Since there is a very small cache of electrons in the battery, we have to squeeze out every possible efficiency. There are several ways we can do this:
- Better aerodynamics — wind resistance of the car moving through the air is energy lost. There is no way to retrieve this energy. What’s worse, the amount of power required to move a car through the air goes up as a square (power of 2) of the speed!
- Lighter weight — the less mass we have to get moving, the less power it will take. This is somewhat of a battle, since batteries used in EVs are relatively heavy.
- Regenerative braking
The last point, regenerative braking, is one of the easiest ways to get back a portion of the energy you’ve expended getting your vehicle to move. How does this work?
In regular vehicles, friction brakes are used to slow the car down. The energy of the car moving (inertia) is disbursed as heat in the friction brakes. That heat cannot be captured and therefore is lost.
In electric vehicles, we have an electric motor that gets us moving. What some people don’t realize, is that the motor can also be used as an electrical generator. If there is an electrical load on a generator, it takes more effort to turn the generator. With regenerative braking, a load is put on the motor/generator to charge the batteries. This creates more effort to turn the motor/generator, creating a braking effect. This would be similar to us being able to capture the heat energy in friction brakes and using that to power the car.
Tests with regenerative braking put the maximum braking power at around 1G of stopping power. That’s very good. However, most regenerative braking systems aren’t that aggressive with the recharge. It would make the car very difficult to drive smoothly. Instead, the vehicle manufacturers add friction brakes to supplant the regenerative capabilities of the motor/generator. Additionally, regenerative braking is not nearly as effective as friction brakes at low speeds.
Many electric vehicles now have different levels of regenerative braking that can be user-set. For example in my Mitsubishi, the shifter has “D”, “Eco”, and “B” settings.
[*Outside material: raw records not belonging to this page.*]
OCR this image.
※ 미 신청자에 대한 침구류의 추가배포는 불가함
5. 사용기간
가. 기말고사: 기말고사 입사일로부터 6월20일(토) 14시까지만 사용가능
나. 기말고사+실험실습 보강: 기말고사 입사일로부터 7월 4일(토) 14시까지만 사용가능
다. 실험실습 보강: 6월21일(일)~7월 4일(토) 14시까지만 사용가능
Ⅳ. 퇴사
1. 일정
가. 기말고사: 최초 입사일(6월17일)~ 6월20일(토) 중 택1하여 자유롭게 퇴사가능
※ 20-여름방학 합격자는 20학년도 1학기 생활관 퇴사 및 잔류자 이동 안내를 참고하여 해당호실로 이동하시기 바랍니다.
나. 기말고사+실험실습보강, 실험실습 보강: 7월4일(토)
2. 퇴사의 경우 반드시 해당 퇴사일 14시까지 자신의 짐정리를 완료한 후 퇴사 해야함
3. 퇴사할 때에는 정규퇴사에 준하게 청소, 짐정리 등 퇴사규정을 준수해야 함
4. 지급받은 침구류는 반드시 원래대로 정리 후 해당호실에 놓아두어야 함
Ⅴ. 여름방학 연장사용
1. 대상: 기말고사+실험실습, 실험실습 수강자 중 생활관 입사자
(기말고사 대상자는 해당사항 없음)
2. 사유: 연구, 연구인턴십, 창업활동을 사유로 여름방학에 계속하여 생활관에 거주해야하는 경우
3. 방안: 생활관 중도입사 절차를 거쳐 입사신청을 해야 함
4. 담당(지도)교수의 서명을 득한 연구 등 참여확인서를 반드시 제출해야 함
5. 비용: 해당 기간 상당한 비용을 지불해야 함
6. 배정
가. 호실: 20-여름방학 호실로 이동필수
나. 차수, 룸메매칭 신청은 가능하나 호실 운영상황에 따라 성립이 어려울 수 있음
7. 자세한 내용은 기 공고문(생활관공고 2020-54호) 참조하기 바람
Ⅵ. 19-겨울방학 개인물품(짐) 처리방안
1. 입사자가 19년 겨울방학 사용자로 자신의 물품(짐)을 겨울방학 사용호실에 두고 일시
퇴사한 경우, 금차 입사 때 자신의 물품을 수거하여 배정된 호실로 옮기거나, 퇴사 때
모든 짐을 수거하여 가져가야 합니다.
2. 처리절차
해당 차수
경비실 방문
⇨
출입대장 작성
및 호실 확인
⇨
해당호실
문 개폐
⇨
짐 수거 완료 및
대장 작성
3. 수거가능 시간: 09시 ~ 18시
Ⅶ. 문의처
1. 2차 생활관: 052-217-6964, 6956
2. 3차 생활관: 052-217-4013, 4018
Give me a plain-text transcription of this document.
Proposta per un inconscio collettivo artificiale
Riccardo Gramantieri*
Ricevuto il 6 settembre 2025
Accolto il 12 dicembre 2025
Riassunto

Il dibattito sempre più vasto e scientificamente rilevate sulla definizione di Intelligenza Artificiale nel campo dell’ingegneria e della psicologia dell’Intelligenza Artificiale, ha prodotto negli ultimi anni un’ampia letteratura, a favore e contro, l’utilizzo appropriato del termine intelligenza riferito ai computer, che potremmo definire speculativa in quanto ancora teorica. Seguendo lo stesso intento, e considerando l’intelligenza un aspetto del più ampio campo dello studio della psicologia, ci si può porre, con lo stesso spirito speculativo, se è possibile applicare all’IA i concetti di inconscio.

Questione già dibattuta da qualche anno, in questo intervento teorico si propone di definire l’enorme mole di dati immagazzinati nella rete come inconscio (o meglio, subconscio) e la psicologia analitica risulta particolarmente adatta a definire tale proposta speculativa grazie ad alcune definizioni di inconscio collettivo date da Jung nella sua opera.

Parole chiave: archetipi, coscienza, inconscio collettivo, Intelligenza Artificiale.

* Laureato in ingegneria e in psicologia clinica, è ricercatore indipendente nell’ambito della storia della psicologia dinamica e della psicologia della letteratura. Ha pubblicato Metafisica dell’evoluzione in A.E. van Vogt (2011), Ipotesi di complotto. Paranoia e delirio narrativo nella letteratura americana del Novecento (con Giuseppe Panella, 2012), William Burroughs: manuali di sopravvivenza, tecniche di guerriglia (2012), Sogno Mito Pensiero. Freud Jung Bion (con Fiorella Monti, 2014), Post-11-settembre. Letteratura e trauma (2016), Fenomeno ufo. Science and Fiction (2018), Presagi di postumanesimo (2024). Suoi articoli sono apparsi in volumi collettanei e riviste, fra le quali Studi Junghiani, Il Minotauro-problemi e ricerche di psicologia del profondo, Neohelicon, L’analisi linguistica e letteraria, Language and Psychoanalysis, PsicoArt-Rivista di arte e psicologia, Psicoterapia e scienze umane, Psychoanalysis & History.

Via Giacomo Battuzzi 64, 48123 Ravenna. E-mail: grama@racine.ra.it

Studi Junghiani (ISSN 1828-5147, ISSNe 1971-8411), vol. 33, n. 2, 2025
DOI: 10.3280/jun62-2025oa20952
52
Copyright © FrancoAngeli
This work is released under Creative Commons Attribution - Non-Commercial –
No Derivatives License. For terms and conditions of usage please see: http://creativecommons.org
- D is for drive, where the car behaves very much like a regular, gas-powered car. This mode has the least amount of regenerative braking.
- Eco slows the accelerator to help reduce power to get the car moving, and slightly increases the regenerative braking effect.
- B is for braking, which gives you full power like D mode, but gives aggressive regenerative braking effect. This is great for stop-and-go traffic, because you can virtually drive the vehicle using only the accelerator, rarely touching the brake.
This graph shows the regenerative braking strength for the three modes:
You can clearly see that D has the least amount of regenerative braking, Eco has a bit more, and B has the most amount of regenerative braking.
Why wouldn’t you want to drive in B mode all the time? Well, it’s difficult to control the car. In a gas-powered car, when you release the accelerator, the car coasts for quite a distance. In B mode in the Mitsubishi, it’s like the brake is being pressed with light pressure. It takes some practice to drive in B mode all the time and be smooth about it.
That being said, I drive my i-MiEV in B mode all the time. I love a challenge.